Judge Lucy H. Koh of the United States District Court for the Northern District of California has ruled that Qualcomm is in violation of the FTC Act for unlawfully suppressing competition and extracting excessive licensing fees, reports FOSS Patents.
The judge found that “Qualcomm’s licensing practices have strangled competition in the CDMA and premium LTE modem chip markets for years, and harmed rivals, OEMs, and end consumers in the process.”
Although some of the remedies requested by the FTC were too vague, the Commission has practically prevailed on all counts, a resounding victory.
Koh has ordered the following remedies which will have a significant impact on Qualcomm’s business:
● Qualcomm must not condition the supply of modem chips on a customer’s patent license status and Qualcomm must negotiate or renegotiate license terms with customers in good faith under conditions free from the threat of lack of access to or discriminatory provision of modem chip supply or associated technical support or access to software.
● Qualcomm must make exhaustive SEP licenses available to modem-chip suppliers on fair, reasonable, and non-discriminatory (“FRAND”) terms and to submit, as necessary, to arbitral or judicial dispute resolution to determine such terms.
● Qualcomm may not enter express or de facto exclusive dealing agreements for the supply of modem chips.
● Qualcomm may not interfere with the ability of any customer to communicate with a government agency about a potential law enforcement or regulatory matter.
● In order to ensure Qualcomm’s compliance with the above remedies, the Court orders Qualcomm to submit to compliance and monitoring procedures for a period of seven (7) years.

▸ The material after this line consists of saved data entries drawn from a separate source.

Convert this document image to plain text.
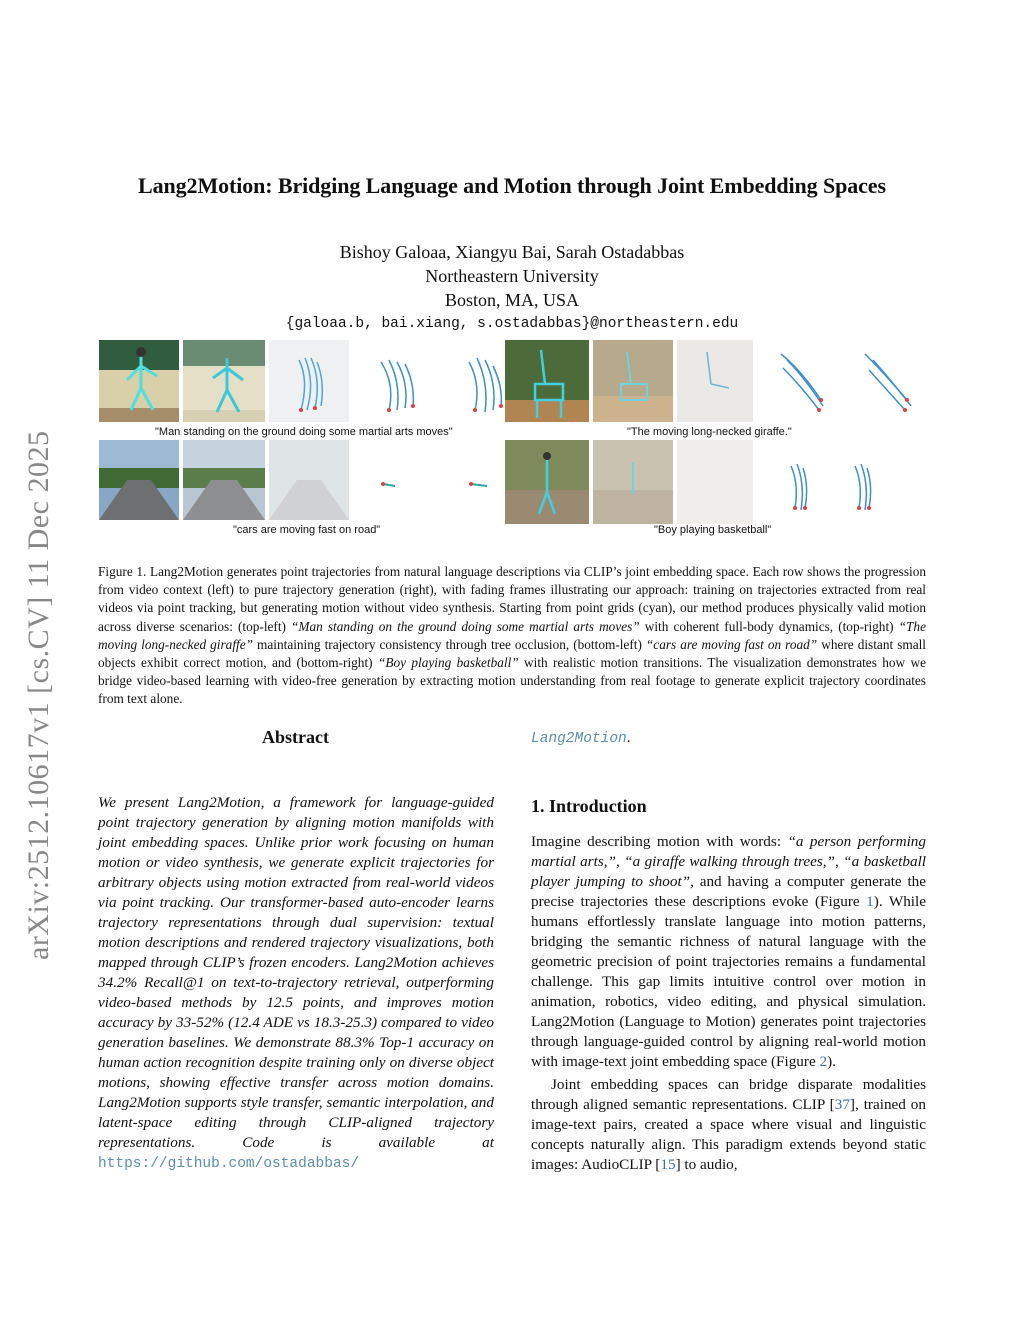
Lang2Motion: Bridging Language and Motion through Joint Embedding Spaces
Bishoy Galoaa, Xiangyu Bai, Sarah Ostadabbas
Northeastern University
Boston, MA, USA
{galoaa.b, bai.xiang, s.ostadabbas}@northeastern.edu
arXiv:2512.10617v1 [cs.CV] 11 Dec 2025	"Man standing on the ground doing some martial arts moves"	"The moving long-necked giraffe."
"cars are moving fast on road"	"Boy playing basketball"
Figure 1. Lang2Motion generates point trajectories from natural language descriptions via CLIP’s joint embedding space. Each row shows the progression from video context (left) to pure trajectory generation (right), with fading frames illustrating our approach: training on trajectories extracted from real videos via point tracking, but generating motion without video synthesis. Starting from point grids (cyan), our method produces physically valid motion across diverse scenarios: (top-left) “Man standing on the ground doing some martial arts moves” with coherent full-body dynamics, (top-right) “The moving long-necked giraffe” maintaining trajectory consistency through tree occlusion, (bottom-left) “cars are moving fast on road” where distant small objects exhibit correct motion, and (bottom-right) “Boy playing basketball” with realistic motion transitions. The visualization demonstrates how we bridge video-based learning with video-free generation by extracting motion understanding from real footage to generate explicit trajectory coordinates from text alone.
Abstract
We present Lang2Motion, a framework for language-guided point trajectory generation by aligning motion manifolds with joint embedding spaces. Unlike prior work focusing on human motion or video synthesis, we generate explicit trajectories for arbitrary objects using motion extracted from real-world videos via point tracking. Our transformer-based auto-encoder learns trajectory representations through dual supervision: textual motion descriptions and rendered trajectory visualizations, both mapped through CLIP’s frozen encoders. Lang2Motion achieves 34.2% Recall@1 on text-to-trajectory retrieval, outperforming video-based methods by 12.5 points, and improves motion accuracy by 33-52% (12.4 ADE vs 18.3-25.3) compared to video generation baselines. We demonstrate 88.3% Top-1 accuracy on human action recognition despite training only on diverse object motions, showing effective transfer across motion domains. Lang2Motion supports style transfer, semantic interpolation, and latent-space editing through CLIP-aligned trajectory representations. Code is available at https://github.com/ostadabbas/
Lang2Motion.
1. Introduction

Imagine describing motion with words: “a person performing martial arts,”, “a giraffe walking through trees,”, “a basketball player jumping to shoot”, and having a computer generate the precise trajectories these descriptions evoke (Figure 1). While humans effortlessly translate language into motion patterns, bridging the semantic richness of natural language with the geometric precision of point trajectories remains a fundamental challenge. This gap limits intuitive control over motion in animation, robotics, video editing, and physical simulation. Lang2Motion (Language to Motion) generates point trajectories through language-guided control by aligning real-world motion with image-text joint embedding space (Figure 2).

Joint embedding spaces can bridge disparate modalities through aligned semantic representations. CLIP [37], trained on image-text pairs, created a space where visual and linguistic concepts naturally align. This paradigm extends beyond static images: AudioCLIP [15] to audio,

Specifically, Qualcomm shall report to the FTC on an annual basis Qualcomm’s compliance with the above remedies ordered by the Court.
In her 233 page ruling, Koh notes that testimony from Qualcomm’s senior executives contradicted their own handwritten notes, emails, and presentation slides. As a result, “the Court largely discounts Qualcomm’s trial testimony prepared specifically for this litigation and instead relies on these witnesses’ own contemporaneous emails, handwritten notes, and recorded statements to the IRS.”
As expected, Qualcomm has already announced that it will immediately seek a stay of the judgement and an expedited appeal to the U.S. Court of Appeals.
“We strongly disagree with the judge’s conclusions, her interpretations of the facts and her application of law,” said Don Rosenberg, executive vice president and general counsel of Qualcomm.